Его ладони обнимают Её плечи и начинают медленно, очень медленно скользить по коже, разогревая мышцы. Из Её прижатой к кровати груди вырывается стон и тут же растворяется в густом фиолетовом свете, что уже переходит в сладкий малиновый, настолько сладкий, что вкус сахара мерещится во рту, выделяется слюна, повышается температура.

Он разминает её позвоночник.

Он вспоминает – и вспоминает с теплом, – как впервые увидел Её улыбку: в тот момент вода Тихого океана омывала Её щиколотки, сама Она скакала по песку, прыгала как маленькая девочка и улыбалась! Господи, как Она улыбалась! Хоть уже тогда Ей и шёл четвёртый десяток, одна эта улыбка превратила Её в у юную девчонку, что скакала на волнах океана, застенчиво смеясь под густыми облаками. Как весело поднимались и опускались Её волосы! Светлые пряди, будто сотканные из тонких нитей золота, что плавно переливались в тёмную медь ближе к корням… Какой счастливой выглядела Она в тот день, на берегу Тихого океана, в своём чёрном костюмчике, скрывавшем почти всё тело.

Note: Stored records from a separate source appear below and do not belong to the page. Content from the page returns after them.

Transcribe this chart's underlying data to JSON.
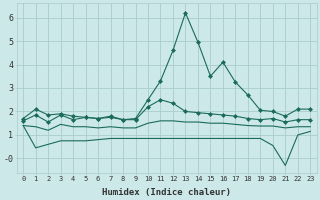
{
  "xlabel": "Humidex (Indice chaleur)",
  "background_color": "#cce8e8",
  "grid_color": "#aacccc",
  "line_color": "#1a6b5a",
  "xlim": [
    -0.5,
    23.5
  ],
  "ylim": [
    -0.6,
    6.6
  ],
  "xticks": [
    0,
    1,
    2,
    3,
    4,
    5,
    6,
    7,
    8,
    9,
    10,
    11,
    12,
    13,
    14,
    15,
    16,
    17,
    18,
    19,
    20,
    21,
    22,
    23
  ],
  "yticks": [
    0,
    1,
    2,
    3,
    4,
    5,
    6
  ],
  "ytick_labels": [
    "-0",
    "1",
    "2",
    "3",
    "4",
    "5",
    "6"
  ],
  "hours": [
    0,
    1,
    2,
    3,
    4,
    5,
    6,
    7,
    8,
    9,
    10,
    11,
    12,
    13,
    14,
    15,
    16,
    17,
    18,
    19,
    20,
    21,
    22,
    23
  ],
  "line_max": [
    1.7,
    2.1,
    1.85,
    1.9,
    1.8,
    1.75,
    1.7,
    1.75,
    1.65,
    1.7,
    2.5,
    3.3,
    4.6,
    6.2,
    4.95,
    3.5,
    4.1,
    3.25,
    2.7,
    2.05,
    2.0,
    1.8,
    2.1,
    2.1
  ],
  "line_q75": [
    1.6,
    1.85,
    1.55,
    1.85,
    1.65,
    1.75,
    1.7,
    1.8,
    1.65,
    1.65,
    2.2,
    2.5,
    2.35,
    2.0,
    1.95,
    1.9,
    1.85,
    1.8,
    1.7,
    1.65,
    1.7,
    1.55,
    1.65,
    1.65
  ],
  "line_mean": [
    1.4,
    1.35,
    1.2,
    1.45,
    1.35,
    1.35,
    1.3,
    1.35,
    1.3,
    1.3,
    1.5,
    1.6,
    1.6,
    1.55,
    1.55,
    1.5,
    1.5,
    1.45,
    1.4,
    1.38,
    1.38,
    1.3,
    1.35,
    1.35
  ],
  "line_min": [
    1.4,
    0.45,
    0.6,
    0.75,
    0.75,
    0.75,
    0.8,
    0.85,
    0.85,
    0.85,
    0.85,
    0.85,
    0.85,
    0.85,
    0.85,
    0.85,
    0.85,
    0.85,
    0.85,
    0.85,
    0.55,
    -0.3,
    1.0,
    1.15
  ]
}
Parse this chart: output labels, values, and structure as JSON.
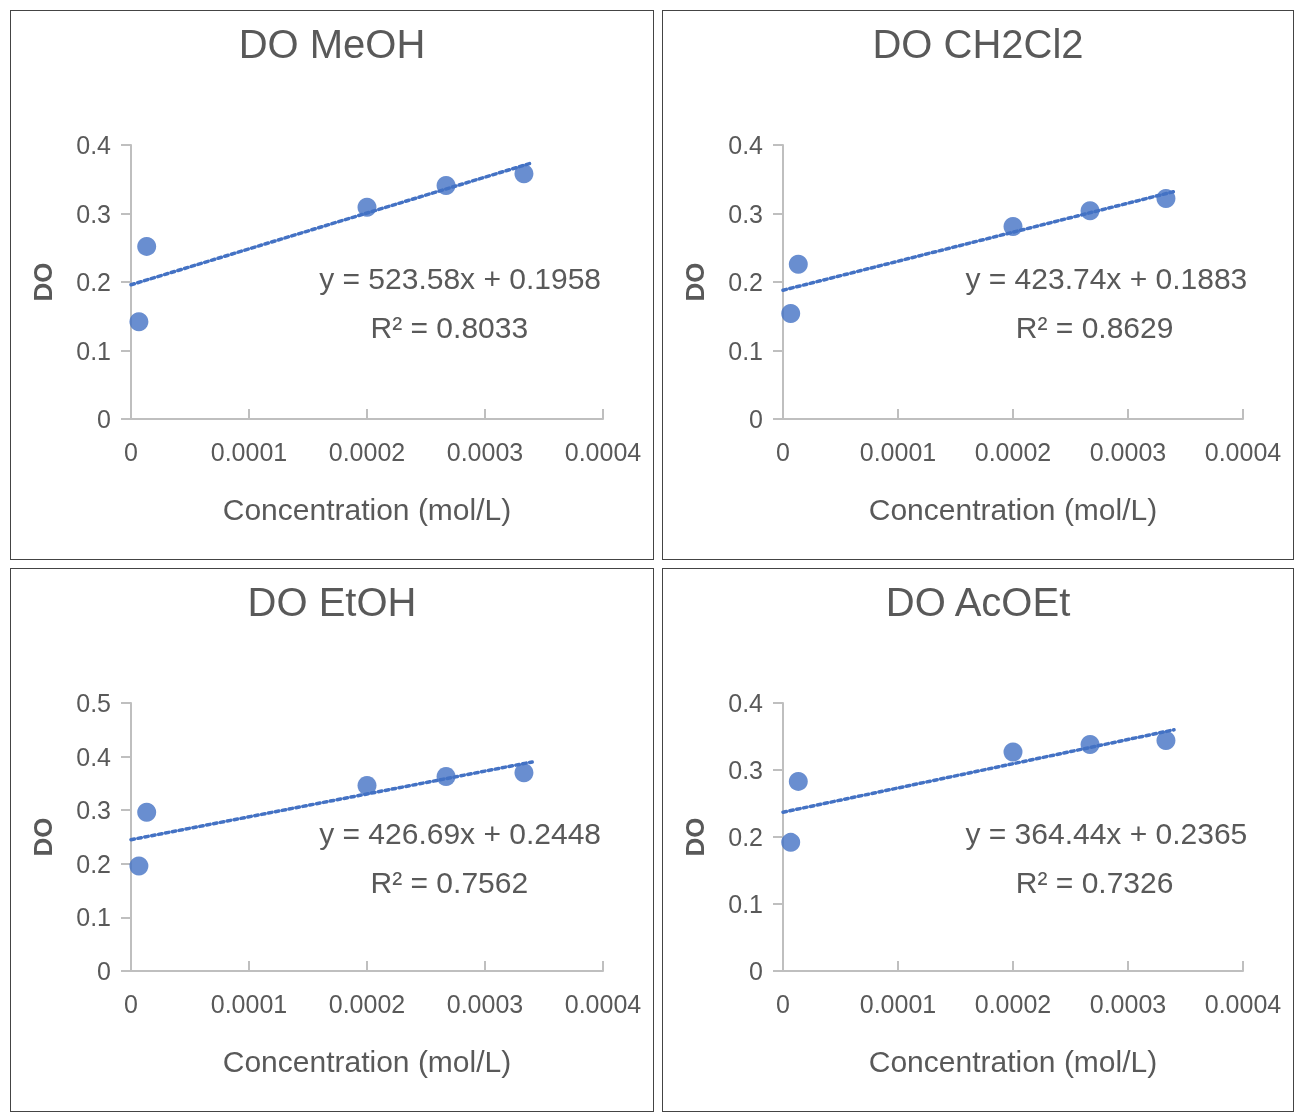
{
  "chart_data": [
    {
      "type": "scatter",
      "title": "DO MeOH",
      "xlabel": "Concentration (mol/L)",
      "ylabel": "DO",
      "xlim": [
        0,
        0.0004
      ],
      "xticks": [
        0,
        0.0001,
        0.0002,
        0.0003,
        0.0004
      ],
      "ylim": [
        0,
        0.4
      ],
      "yticks": [
        0,
        0.1,
        0.2,
        0.3,
        0.4
      ],
      "grid": false,
      "annotations": [
        "y = 523.58x + 0.1958",
        "R² = 0.8033"
      ],
      "series": [
        {
          "type": "scatter",
          "marker": "circle",
          "color": "#4472c4",
          "x": [
            6.7e-06,
            1.33e-05,
            0.0002,
            0.000267,
            0.000333
          ],
          "values": [
            0.142,
            0.252,
            0.309,
            0.341,
            0.358
          ]
        },
        {
          "type": "line",
          "marker": "none",
          "line_style": "dotted",
          "color": "#4472c4",
          "x": [
            0,
            0.00034
          ],
          "values": [
            0.196,
            0.374
          ]
        }
      ]
    },
    {
      "type": "scatter",
      "title": "DO CH2Cl2",
      "xlabel": "Concentration (mol/L)",
      "ylabel": "DO",
      "xlim": [
        0,
        0.0004
      ],
      "xticks": [
        0,
        0.0001,
        0.0002,
        0.0003,
        0.0004
      ],
      "ylim": [
        0,
        0.4
      ],
      "yticks": [
        0,
        0.1,
        0.2,
        0.3,
        0.4
      ],
      "grid": false,
      "annotations": [
        "y = 423.74x + 0.1883",
        "R² = 0.8629"
      ],
      "series": [
        {
          "type": "scatter",
          "marker": "circle",
          "color": "#4472c4",
          "x": [
            6.7e-06,
            1.33e-05,
            0.0002,
            0.000267,
            0.000333
          ],
          "values": [
            0.154,
            0.226,
            0.281,
            0.304,
            0.322
          ]
        },
        {
          "type": "line",
          "marker": "none",
          "line_style": "dotted",
          "color": "#4472c4",
          "x": [
            0,
            0.00034
          ],
          "values": [
            0.188,
            0.332
          ]
        }
      ]
    },
    {
      "type": "scatter",
      "title": "DO EtOH",
      "xlabel": "Concentration (mol/L)",
      "ylabel": "DO",
      "xlim": [
        0,
        0.0004
      ],
      "xticks": [
        0,
        0.0001,
        0.0002,
        0.0003,
        0.0004
      ],
      "ylim": [
        0,
        0.5
      ],
      "yticks": [
        0,
        0.1,
        0.2,
        0.3,
        0.4,
        0.5
      ],
      "grid": false,
      "annotations": [
        "y = 426.69x + 0.2448",
        "R² = 0.7562"
      ],
      "series": [
        {
          "type": "scatter",
          "marker": "circle",
          "color": "#4472c4",
          "x": [
            6.7e-06,
            1.33e-05,
            0.0002,
            0.000267,
            0.000333
          ],
          "values": [
            0.196,
            0.296,
            0.346,
            0.363,
            0.37
          ]
        },
        {
          "type": "line",
          "marker": "none",
          "line_style": "dotted",
          "color": "#4472c4",
          "x": [
            0,
            0.00034
          ],
          "values": [
            0.245,
            0.39
          ]
        }
      ]
    },
    {
      "type": "scatter",
      "title": "DO AcOEt",
      "xlabel": "Concentration (mol/L)",
      "ylabel": "DO",
      "xlim": [
        0,
        0.0004
      ],
      "xticks": [
        0,
        0.0001,
        0.0002,
        0.0003,
        0.0004
      ],
      "ylim": [
        0,
        0.4
      ],
      "yticks": [
        0,
        0.1,
        0.2,
        0.3,
        0.4
      ],
      "grid": false,
      "annotations": [
        "y = 364.44x + 0.2365",
        "R² = 0.7326"
      ],
      "series": [
        {
          "type": "scatter",
          "marker": "circle",
          "color": "#4472c4",
          "x": [
            6.7e-06,
            1.33e-05,
            0.0002,
            0.000267,
            0.000333
          ],
          "values": [
            0.192,
            0.283,
            0.327,
            0.338,
            0.344
          ]
        },
        {
          "type": "line",
          "marker": "none",
          "line_style": "dotted",
          "color": "#4472c4",
          "x": [
            0,
            0.00034
          ],
          "values": [
            0.237,
            0.36
          ]
        }
      ]
    }
  ]
}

Но сейчас на Ней только джинсы и нижнее бельё. Тёмный бордовый бюстгальтер становится чёрным в фиолетово-малиновом свете, но теперь Он фокусируется не на текстуре, нет, на чём-то большем, неосязаемом, возвышенном. Он чувствует, как Её душа застенчиво касается его собственной. «А Он выйдет погулять?» – спрашивает она. И в ответ пальцы сильнее вдавливаются в мышцы, даря вспышку приятной боли. А вслед за вспышкой по телу растекается слабая дрожь, вибрация.